Raspberry Pi Kubernetes Cluster Case: A Hot-Swappable Personal Cloud Enclosure

Quite a few months ago, I started an ambitious hardware project: I wanted to build a compact case for several Raspberry Pi boards and use them as a small Kubernetes cluster.

The main constraints were:

• The case should host three Raspberry Pi boards.
• Each board should be hot-swappable.
• The system should stay quiet under normal load.

Here is the result:

Case

I liked the idea of cutting cases from acrylic glass, so I designed the enclosure to be made entirely from inexpensive 3 mm and 4 mm acrylic sheets — the kind of material that is easy to find in a DIY shop.

Of course, cutting the parts requires access to a 30–40 W laser cutter. I was lucky enough to find one at Marineholmen Makerspace (now changed to Bergen Fellesverksted).

I also wanted the Raspberry Pi boards to be hot-swappable, which meant I needed a way to install and remove any individual board without disturbing the others. The solution was to design a separate frame for each Raspberry Pi and add grooves to the case. Each board, mounted on its own frame, can be pushed into the enclosure and pulled out when needed.
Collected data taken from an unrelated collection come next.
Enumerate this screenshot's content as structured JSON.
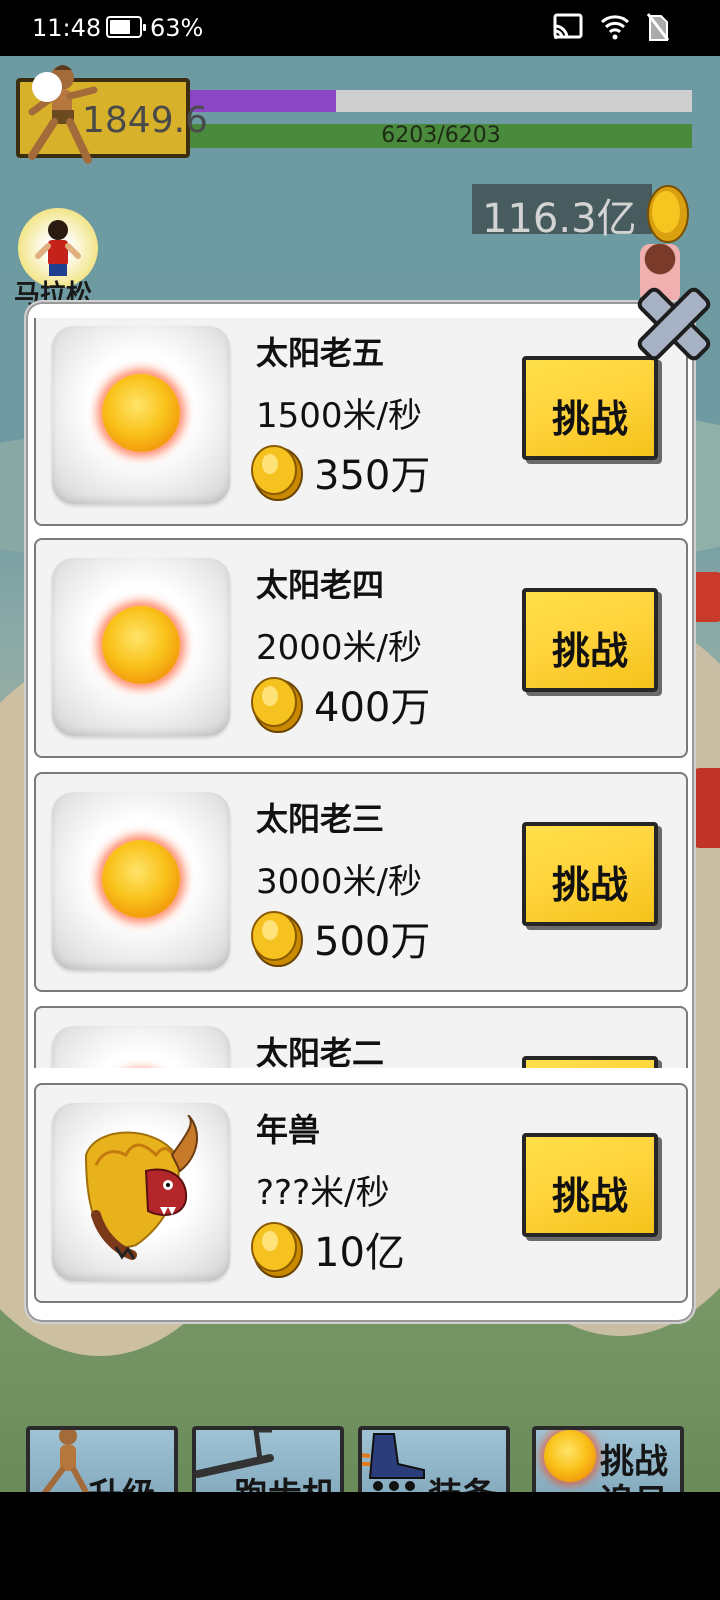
{
  "status_bar": {
    "time": "11:48",
    "battery_percent": "63%",
    "battery_level": 0.63
  },
  "hud": {
    "level_value": "1849.6",
    "exp_progress": 0.29,
    "hp_text": "6203/6203",
    "hp_progress": 1.0,
    "coins": "116.3亿",
    "marathon_label": "马拉松"
  },
  "modal": {
    "items": [
      {
        "name": "太阳老五",
        "speed": "1500米/秒",
        "price": "350万",
        "button": "挑战",
        "icon": "sun-icon"
      },
      {
        "name": "太阳老四",
        "speed": "2000米/秒",
        "price": "400万",
        "button": "挑战",
        "icon": "sun-icon"
      },
      {
        "name": "太阳老三",
        "speed": "3000米/秒",
        "price": "500万",
        "button": "挑战",
        "icon": "sun-icon"
      },
      {
        "name": "太阳老二",
        "speed": "",
        "price": "",
        "button": "",
        "icon": "sun-icon"
      }
    ],
    "boss": {
      "name": "年兽",
      "speed": "???米/秒",
      "price": "10亿",
      "button": "挑战",
      "icon": "nian-beast-icon"
    }
  },
  "bottom_nav": [
    {
      "label": "升级"
    },
    {
      "label": "跑步机"
    },
    {
      "label": "装备"
    },
    {
      "label": "挑战"
    },
    {
      "label": "追日"
    }
  ],
  "colors": {
    "button_yellow": "#ffd23a",
    "exp_purple": "#8a46c4",
    "hp_green": "#4a8a3c"
  }
}
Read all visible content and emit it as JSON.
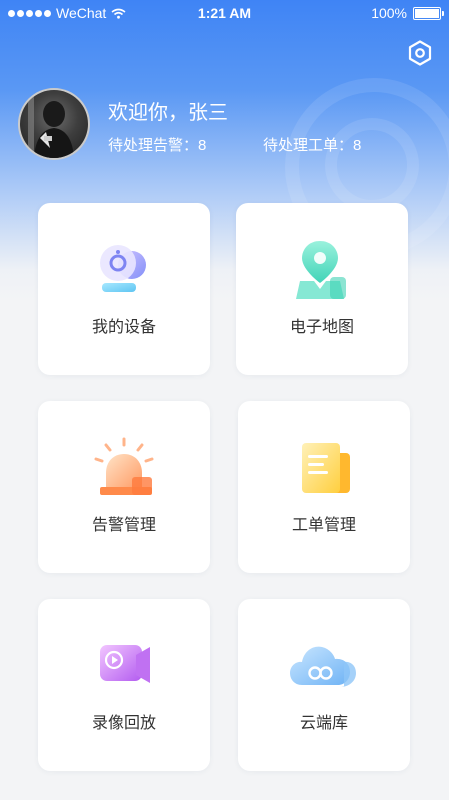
{
  "status_bar": {
    "carrier": "WeChat",
    "time": "1:21 AM",
    "battery": "100%"
  },
  "header": {
    "welcome": "欢迎你，张三",
    "alarm_pending": "待处理告警：8",
    "ticket_pending": "待处理工单：8"
  },
  "menu": [
    {
      "label": "我的设备",
      "icon": "camera-device-icon"
    },
    {
      "label": "电子地图",
      "icon": "map-pin-icon"
    },
    {
      "label": "告警管理",
      "icon": "alarm-siren-icon"
    },
    {
      "label": "工单管理",
      "icon": "work-order-icon"
    },
    {
      "label": "录像回放",
      "icon": "video-replay-icon"
    },
    {
      "label": "云端库",
      "icon": "cloud-storage-icon"
    }
  ],
  "colors": {
    "header_gradient_top": "#3f84f5",
    "background": "#f3f4f6",
    "card": "#ffffff",
    "text": "#333333"
  }
}
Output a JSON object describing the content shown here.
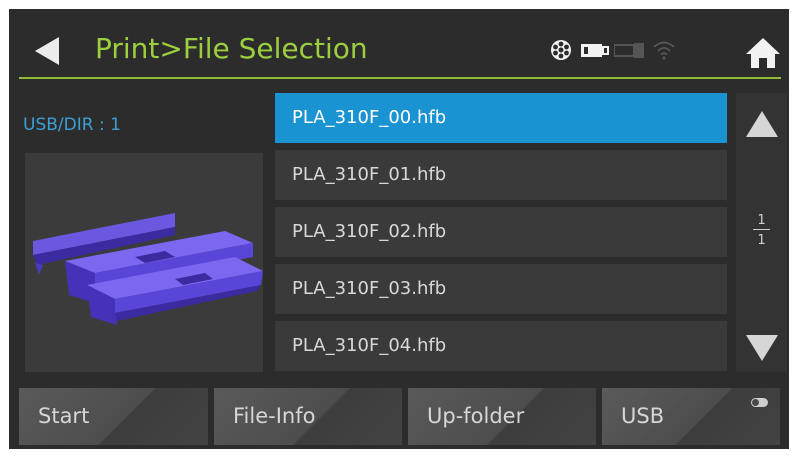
{
  "header": {
    "title": "Print>File Selection",
    "icons": [
      "filament-spool-icon",
      "usb-drive-icon",
      "sd-card-icon",
      "wifi-icon"
    ]
  },
  "left_panel": {
    "usb_dir": "USB/DIR : 1",
    "preview": "3d-model-preview"
  },
  "file_list": {
    "items": [
      {
        "label": "PLA_310F_00.hfb",
        "selected": true
      },
      {
        "label": "PLA_310F_01.hfb",
        "selected": false
      },
      {
        "label": "PLA_310F_02.hfb",
        "selected": false
      },
      {
        "label": "PLA_310F_03.hfb",
        "selected": false
      },
      {
        "label": "PLA_310F_04.hfb",
        "selected": false
      }
    ]
  },
  "pagination": {
    "current": "1",
    "total": "1"
  },
  "bottom_bar": {
    "start": "Start",
    "file_info": "File-Info",
    "up_folder": "Up-folder",
    "usb": "USB"
  },
  "colors": {
    "accent_green": "#9ccf3e",
    "selection_blue": "#1a93d2",
    "usb_dir_blue": "#3aa0d6",
    "background": "#2c2c2c"
  }
}
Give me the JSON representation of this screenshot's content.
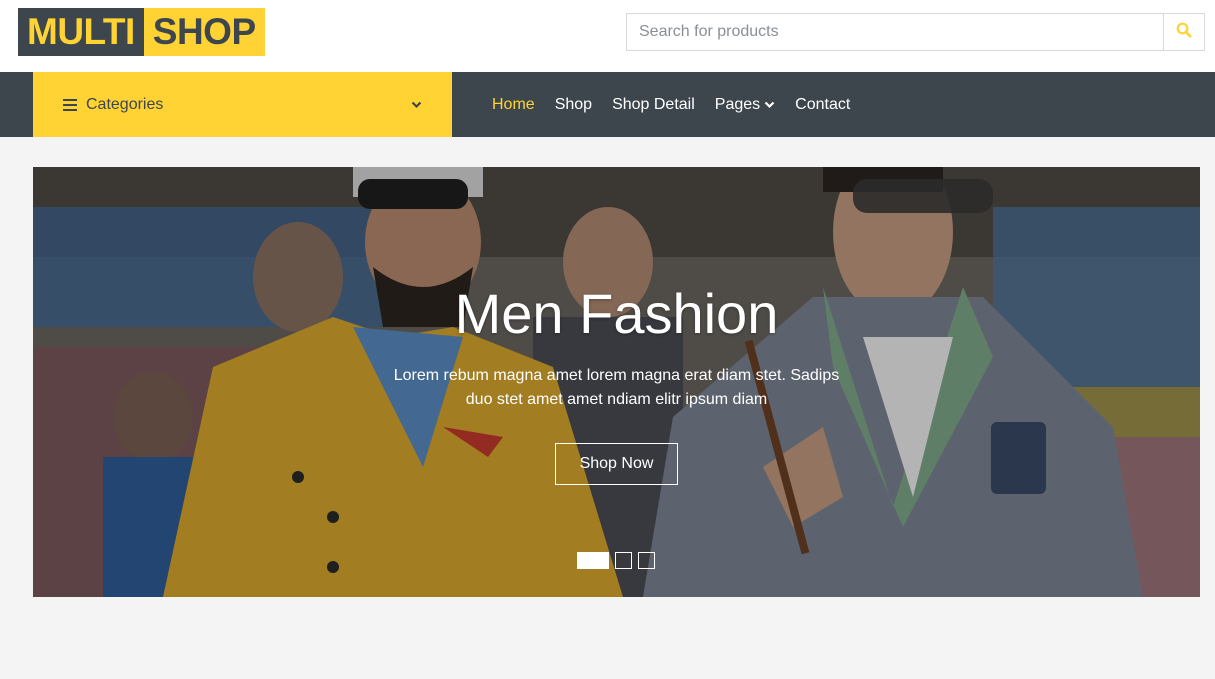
{
  "brand": {
    "part1": "MULTI",
    "part2": "SHOP"
  },
  "search": {
    "placeholder": "Search for products",
    "value": "",
    "icon": "search-icon"
  },
  "categories": {
    "label": "Categories",
    "icon": "bars-icon",
    "chevron": "chevron-down-icon"
  },
  "nav": {
    "items": [
      {
        "label": "Home",
        "active": true
      },
      {
        "label": "Shop",
        "active": false
      },
      {
        "label": "Shop Detail",
        "active": false
      },
      {
        "label": "Pages",
        "active": false,
        "dropdown": true
      },
      {
        "label": "Contact",
        "active": false
      }
    ]
  },
  "hero": {
    "title": "Men Fashion",
    "text": "Lorem rebum magna amet lorem magna erat diam stet. Sadips duo stet amet amet ndiam elitr ipsum diam",
    "button": "Shop Now",
    "slides_count": 3,
    "active_slide": 1
  },
  "colors": {
    "accent": "#ffd333",
    "dark": "#3d464d",
    "background": "#f4f4f4"
  }
}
Here is a 3D model of a Raspberry Pi with a PoE module and the two frame parts:

The case itself is assembled from the following parts:

1. Left, right, top, and bottom outer panels.
2. Top and bottom internal panels with grooves for the Raspberry Pi frames.
3. A back panel with a fan grille.
4. A front panel with openings for USB and Ethernet ports.
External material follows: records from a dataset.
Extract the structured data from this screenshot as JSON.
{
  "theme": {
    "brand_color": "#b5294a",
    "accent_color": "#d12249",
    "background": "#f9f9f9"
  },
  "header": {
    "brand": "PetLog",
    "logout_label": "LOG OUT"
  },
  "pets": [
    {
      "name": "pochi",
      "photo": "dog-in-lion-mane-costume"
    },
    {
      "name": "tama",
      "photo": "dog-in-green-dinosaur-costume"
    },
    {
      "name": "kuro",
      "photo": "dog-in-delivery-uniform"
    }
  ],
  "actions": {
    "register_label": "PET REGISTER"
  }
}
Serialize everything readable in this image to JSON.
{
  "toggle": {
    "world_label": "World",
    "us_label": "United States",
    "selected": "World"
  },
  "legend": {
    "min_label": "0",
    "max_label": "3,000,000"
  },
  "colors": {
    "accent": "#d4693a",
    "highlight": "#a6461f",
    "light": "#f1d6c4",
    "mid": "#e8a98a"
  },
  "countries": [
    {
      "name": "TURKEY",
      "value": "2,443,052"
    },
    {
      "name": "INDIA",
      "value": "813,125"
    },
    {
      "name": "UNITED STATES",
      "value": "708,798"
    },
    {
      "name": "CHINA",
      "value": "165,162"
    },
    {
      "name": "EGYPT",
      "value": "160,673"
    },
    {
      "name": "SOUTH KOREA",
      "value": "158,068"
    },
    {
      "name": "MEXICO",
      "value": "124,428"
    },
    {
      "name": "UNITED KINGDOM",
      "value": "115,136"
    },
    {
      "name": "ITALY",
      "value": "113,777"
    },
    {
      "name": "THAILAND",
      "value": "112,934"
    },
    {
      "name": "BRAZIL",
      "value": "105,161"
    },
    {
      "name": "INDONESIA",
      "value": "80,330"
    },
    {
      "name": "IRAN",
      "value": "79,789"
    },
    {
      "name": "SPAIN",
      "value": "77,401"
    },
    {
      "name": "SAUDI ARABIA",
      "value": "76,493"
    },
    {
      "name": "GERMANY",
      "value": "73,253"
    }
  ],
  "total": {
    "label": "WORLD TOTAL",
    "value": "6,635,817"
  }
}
The back panel with the fan grille can be removed without disassembling the whole enclosure. This makes it much easier to access the fan controller and service the cooling system.

Power

It is hard to overestimate the importance of a good power supply for Raspberry Pi boards, especially when running several of them in a cluster.
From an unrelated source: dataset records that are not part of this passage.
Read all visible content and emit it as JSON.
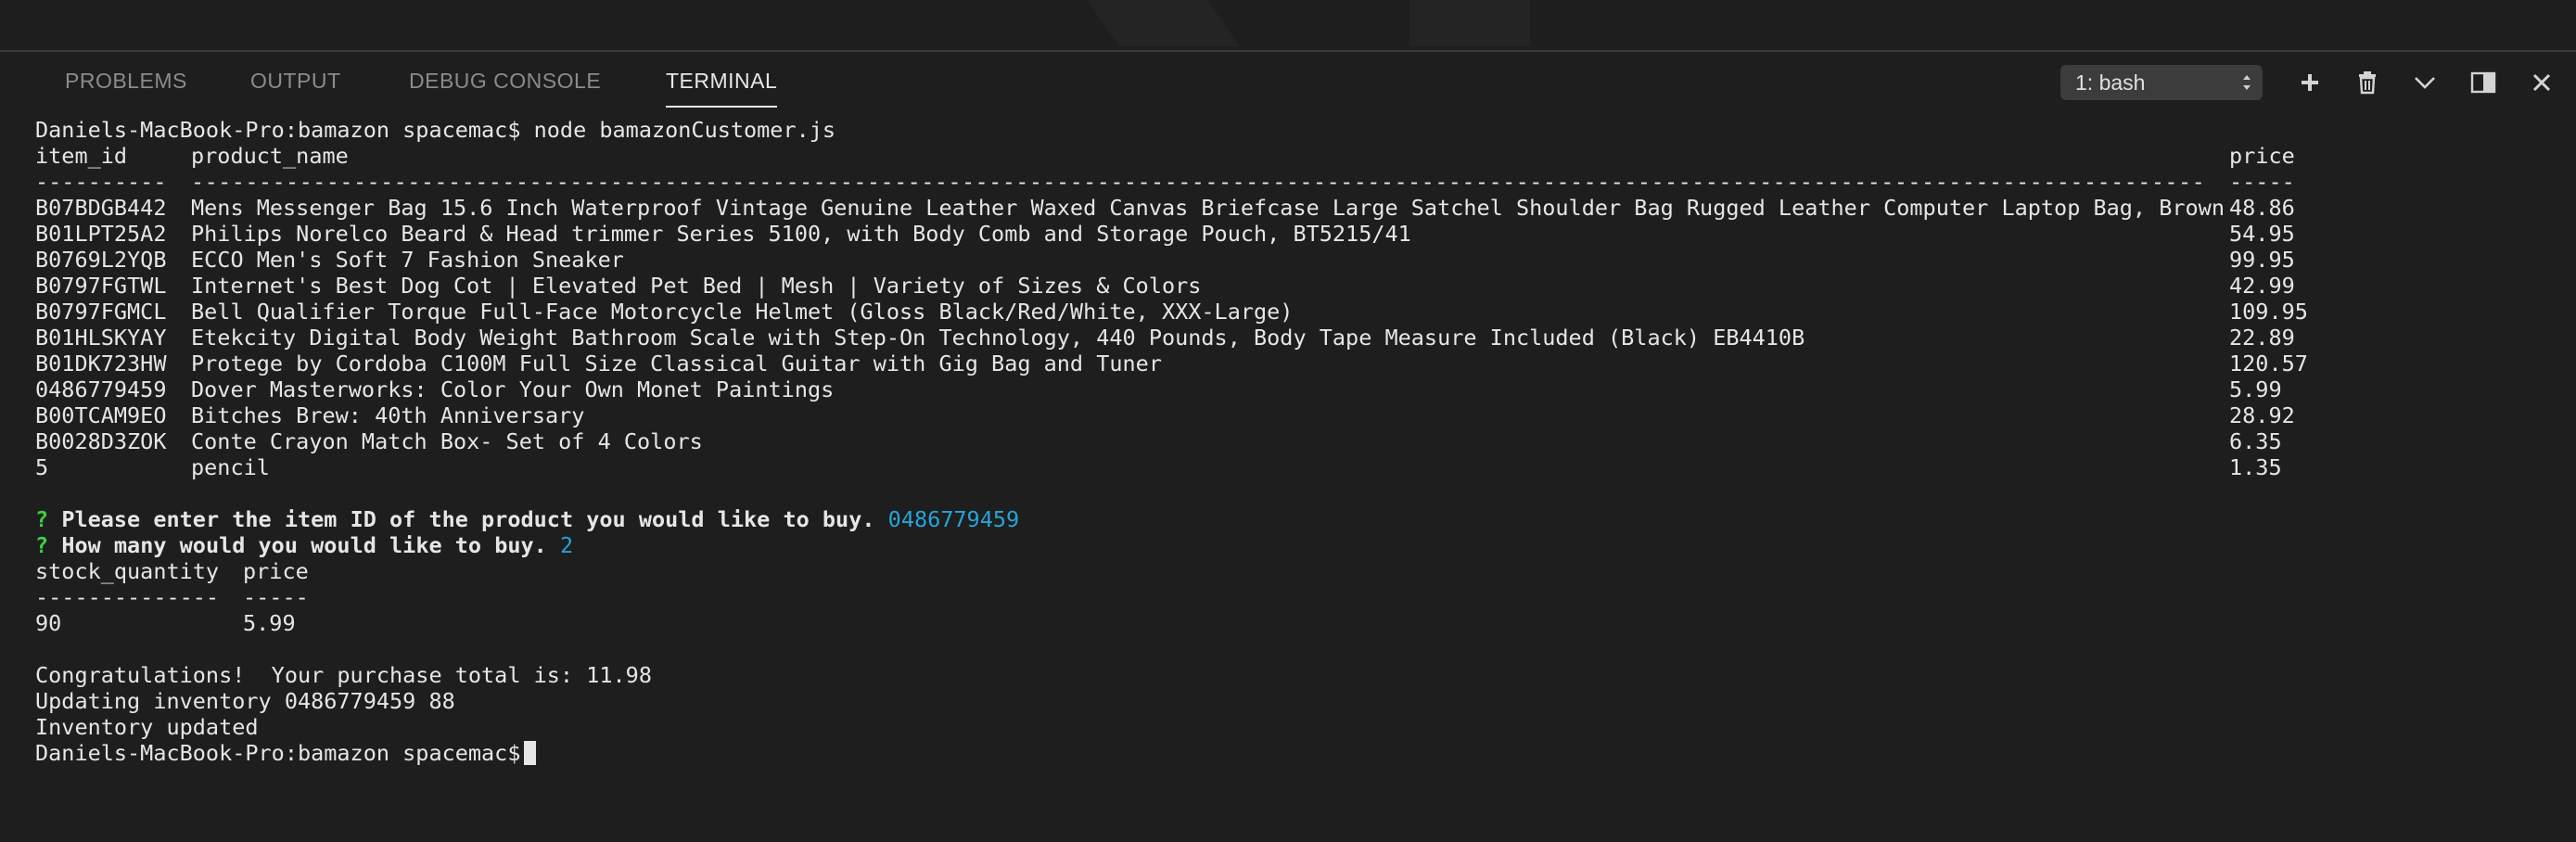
{
  "panel": {
    "tabs": [
      {
        "label": "PROBLEMS"
      },
      {
        "label": "OUTPUT"
      },
      {
        "label": "DEBUG CONSOLE"
      },
      {
        "label": "TERMINAL"
      }
    ],
    "active_tab": "TERMINAL",
    "terminal_select": {
      "value": "1: bash"
    }
  },
  "terminal": {
    "prompt": "Daniels-MacBook-Pro:bamazon spacemac$",
    "command": "node bamazonCustomer.js",
    "product_table": {
      "headers": {
        "item_id": "item_id",
        "product_name": "product_name",
        "price": "price"
      },
      "rules": {
        "item_id": "----------",
        "product_name": "-----------------------------------------------------------------------------------------------------------------------------------------------------",
        "price": "-----"
      },
      "rows": [
        {
          "item_id": "B07BDGB442",
          "product_name": "Mens Messenger Bag 15.6 Inch Waterproof Vintage Genuine Leather Waxed Canvas Briefcase Large Satchel Shoulder Bag Rugged Leather Computer Laptop Bag, Brown",
          "price": "48.86"
        },
        {
          "item_id": "B01LPT25A2",
          "product_name": "Philips Norelco Beard & Head trimmer Series 5100, with Body Comb and Storage Pouch, BT5215/41",
          "price": "54.95"
        },
        {
          "item_id": "B0769L2YQB",
          "product_name": "ECCO Men's Soft 7 Fashion Sneaker",
          "price": "99.95"
        },
        {
          "item_id": "B0797FGTWL",
          "product_name": "Internet's Best Dog Cot | Elevated Pet Bed | Mesh | Variety of Sizes & Colors",
          "price": "42.99"
        },
        {
          "item_id": "B0797FGMCL",
          "product_name": "Bell Qualifier Torque Full-Face Motorcycle Helmet (Gloss Black/Red/White, XXX-Large)",
          "price": "109.95"
        },
        {
          "item_id": "B01HLSKYAY",
          "product_name": "Etekcity Digital Body Weight Bathroom Scale with Step-On Technology, 440 Pounds, Body Tape Measure Included (Black) EB4410B",
          "price": "22.89"
        },
        {
          "item_id": "B01DK723HW",
          "product_name": "Protege by Cordoba C100M Full Size Classical Guitar with Gig Bag and Tuner",
          "price": "120.57"
        },
        {
          "item_id": "0486779459",
          "product_name": "Dover Masterworks: Color Your Own Monet Paintings",
          "price": "5.99"
        },
        {
          "item_id": "B00TCAM9EO",
          "product_name": "Bitches Brew: 40th Anniversary",
          "price": "28.92"
        },
        {
          "item_id": "B0028D3ZOK",
          "product_name": "Conte Crayon Match Box- Set of 4 Colors",
          "price": "6.35"
        },
        {
          "item_id": "5",
          "product_name": "pencil",
          "price": "1.35"
        }
      ]
    },
    "question1": {
      "mark": "?",
      "text": "Please enter the item ID of the product you would like to buy.",
      "answer": "0486779459"
    },
    "question2": {
      "mark": "?",
      "text": "How many would you would like to buy.",
      "answer": "2"
    },
    "stock_table": {
      "headers": {
        "stock_quantity": "stock_quantity",
        "price": "price"
      },
      "rules": {
        "stock_quantity": "--------------",
        "price": "-----"
      },
      "row": {
        "stock_quantity": "90",
        "price": "5.99"
      }
    },
    "messages": [
      "Congratulations!  Your purchase total is: 11.98",
      "Updating inventory 0486779459 88",
      "Inventory updated"
    ],
    "final_prompt": "Daniels-MacBook-Pro:bamazon spacemac$"
  },
  "icons": {
    "new_terminal": "plus-icon",
    "kill_terminal": "trash-icon",
    "collapse_panel": "chevron-down-icon",
    "toggle_layout": "split-layout-icon",
    "close_panel": "close-icon"
  }
}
After trying different solutions, I settled on the RT5400-5V Power over Ethernet module. This module provides 4 A of stabilized 5 V power, costs around $7, and is completely silent. I only had to add several electrolytic capacitors and design a PCB to connect it to the Raspberry Pi’s I/O and PoE pins.

The PoE module does not block airflow over the central part of the Raspberry Pi board. Instead, it extends over the top edge of the board. Since the RT5400 module is installed perpendicular to the PoE PCB, it also does not take much space inside the enclosure.

In addition to supplying power, each PoE PCB has an extra connector that exposes 5 V and the I2C bus. This connector is used to power and control the chassis fan.

When a Raspberry Pi board is pushed into the case, the connector slides into a socket on a special rail PCB. The rail PCB is connected to the fan controller on the left side of the enclosure.

Cooling

I decided to use the largest fan I could fit into the case. A larger fan can move the same amount of air at a lower speed, and a slower fan usually means less noise.

I picked a Noctua NF-A8 PWM fan. It is an 80 × 80 × 25 mm fan with PWM support and very low noise.

Since each Raspberry Pi is powered individually through PoE, I needed a fan power circuit that would work regardless of which Raspberry Pi boards were installed. The fan should receive power as long as at least one board is present.

To solve this, I used low-drop Schottky diodes in an OR-ing circuit. This allows any available power source to supply the fan without the risk of reverse current flowing back into another board.

Although 80 × 80 mm 5 V fans with PWM support are available, I decided to use the 12 V version because it is more widely available. For the 5 V to 12 V conversion, I chose the MIC2288YD5 step-up converter.

Here is the schematic:

To control the PWM fan from the Raspberry Pi boards — and eventually from a service running inside the Kubernetes cluster — I needed an I2C fan controller. I chose the EMC2101 from Microchip/SMSC.

This IC can control a 4-pin fan and monitor its speed through the I2C bus, which is supported by Raspberry Pi boards.

One important detail is that the EMC2101 comes in two variants: EMC2101 and EMC2101-R. Only the EMC2101-R variant can be configured to start with a 100% duty cycle using a 5.6 kΩ pull-up resistor connected to 5 V and TACH.

Documentation

The project documentation includes:

1. Frame panels: drawings and laser-cutting templates.
2. Case panels: drawings and laser-cutting templates.
3. PoE assembly: schematics, EagleCAD PCB files, and BOM.
4. Power and I2C rail: schematics, EagleCAD PCB files, and BOM.
5. Fan controller: schematics, EagleCAD PCB files, and BOM.

Complete documentation, design files, schematics, PCB layouts, and bills of materials are available on GitHub.